We have long been concerned about the direction of governance in South Africa. ‘The management and politics’ component of our top-down country allocation process is designed not only to capture the political environment, but also the competency of the central bank, the robustness of other institutions such as the media and legal system, and also governance both at a corporate and a national level.
It is the last of these where South Africa has given us the most concern. Economic policy has tended to be fairly technocratic (although not addressing the country’s painfully low trend rate of GDP growth), the South African Reserve Bank is one of the best central banks in the emerging world, the media and law courts are independent and highly active, and corporate governance is of a high quality. It is our perception of a steady slide into corruption and nepotism in the executive that has caused us to be negative on management and politics for South Africa since 2010.

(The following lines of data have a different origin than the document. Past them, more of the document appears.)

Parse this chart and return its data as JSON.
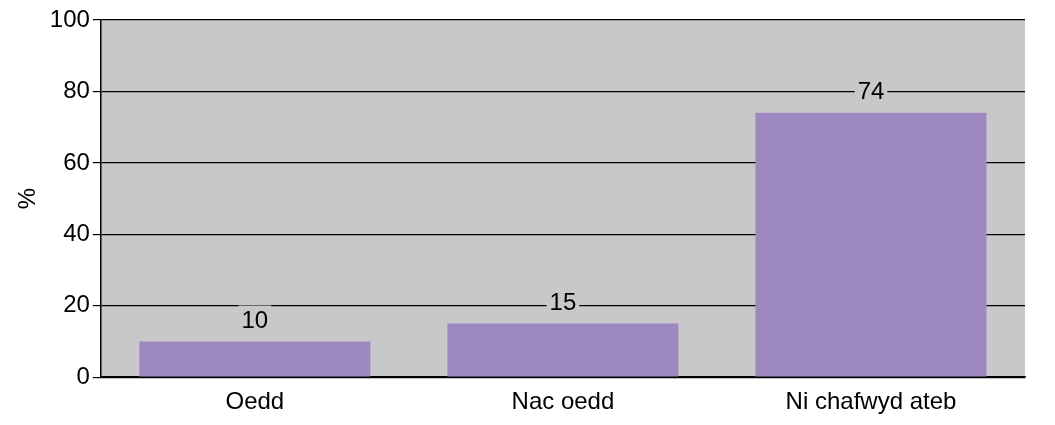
{
  "chart_data": {
    "type": "bar",
    "ylabel": "%",
    "categories": [
      "Oedd",
      "Nac oedd",
      "Ni chafwyd ateb"
    ],
    "values": [
      10,
      15,
      74
    ],
    "color": "#9e88c0",
    "ylim": [
      0,
      100
    ],
    "yticks": [
      0,
      20,
      40,
      60,
      80,
      100
    ],
    "grid": "y",
    "data_labels": true,
    "legend": false
  }
}
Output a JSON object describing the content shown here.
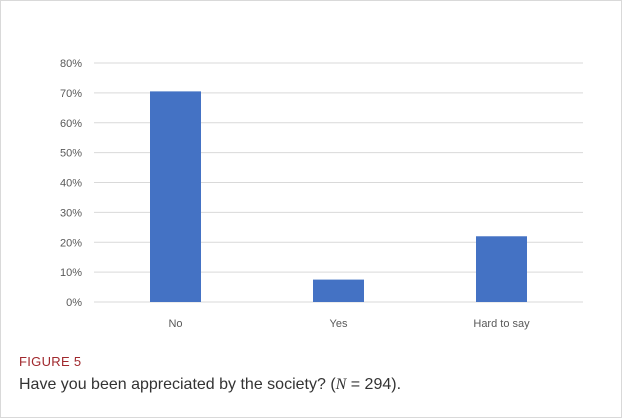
{
  "figure": {
    "label": "FIGURE 5",
    "caption_pre": "Have you been appreciated by the society? (",
    "caption_var": "N",
    "caption_post": " = 294)."
  },
  "colors": {
    "bar": "#4472c4",
    "grid": "#d9d9d9",
    "label": "#a0282d"
  },
  "chart_data": {
    "type": "bar",
    "categories": [
      "No",
      "Yes",
      "Hard to say"
    ],
    "values": [
      70.5,
      7.5,
      22
    ],
    "ylim": [
      0,
      80
    ],
    "yticks": [
      0,
      10,
      20,
      30,
      40,
      50,
      60,
      70,
      80
    ],
    "ytick_format": "percent",
    "grid": true,
    "title": "",
    "xlabel": "",
    "ylabel": ""
  }
}
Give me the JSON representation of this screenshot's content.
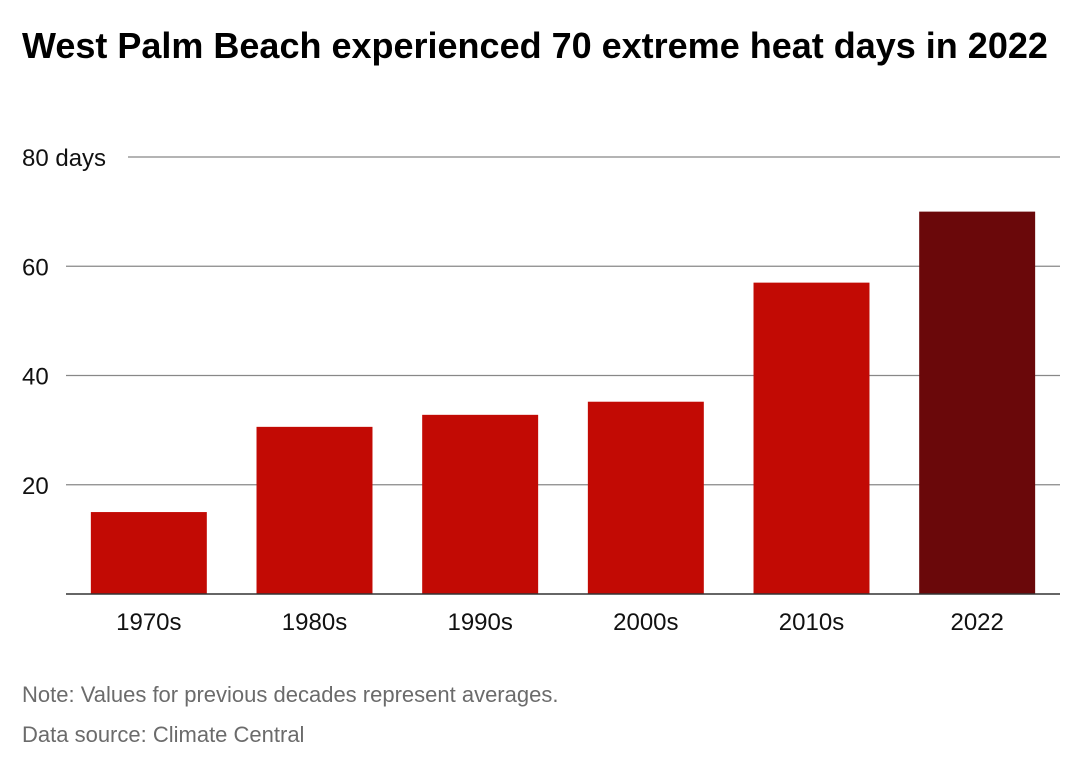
{
  "title": "West Palm Beach experienced 70 extreme heat days in 2022",
  "note": "Note: Values for previous decades represent averages.",
  "source": "Data source: Climate Central",
  "colors": {
    "bar": "#c20a04",
    "highlight": "#6a080a",
    "grid": "#888888",
    "axis": "#333333"
  },
  "chart_data": {
    "type": "bar",
    "title": "West Palm Beach experienced 70 extreme heat days in 2022",
    "xlabel": "",
    "ylabel": "",
    "categories": [
      "1970s",
      "1980s",
      "1990s",
      "2000s",
      "2010s",
      "2022"
    ],
    "values": [
      15,
      30.6,
      32.8,
      35.2,
      57,
      70
    ],
    "highlight_index": 5,
    "ylim": [
      0,
      80
    ],
    "yticks": [
      20,
      40,
      60,
      80
    ],
    "ytick_labels": [
      "20",
      "40",
      "60",
      "80 days"
    ],
    "grid": true,
    "legend": "none"
  }
}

2010 saw a major, but rapidly-forgotten, scandal in South Africa. Kumba Iron Ore (then a US$20bn company) went to re-register the mineral rights of its massive Sishen iron ore mine with the Department of Mineral Resources only to discover that, hours before, a shell company had already made the registration. That shell company, it was to transpire, was 50% owned by Duduzane Zuma, the son of President Jacob Zuma. Three years of court cases subsequently led to the Constitutional Court awarding the mineral rights to Kumba, but we took these events as a seriously negative indicator of the outlook for South African equities.
That view was reinforced in December 2015, when a wellrespected finance minister was suddenly replaced by unknown MP David van Rooyen. South African financial markets reacted very badly to the news, leading to the appointment of a third finance minister in five days: Pravin Gordhan. This showed both the vulnerability of South African markets to political events and also a lack of understanding of markets at the highest level in South Africa.
Since then, South Africa’s vulnerability has only increased. Sovereign debt is rated at just above non-investment grade level, and all three major ratings agencies have stressed the importance of fiscal orthodoxy in maintaining those ratings.
The sacking of Mr. Gordhan this month would seem to have accelerated market awareness of political risk in South Africa. The full impact on bond and currency markets may take some time to come out, but risks remain elevated as other investors come round to our view. With real GDP growth having averaged an annual 1.6% over the last ten years, it is not as though the growth story is compelling. We remain neutrally-weighted in South Africa, but hold a company that achieves almost all its economic value from outside South Africa. There is an outside chance that the current crisis will lead to President Zuma’s removal, which might open up the opportunity for desperately-needed economic reforms, but until then we remain cautious on the outlook for the South African economy and domestically-focused stocks.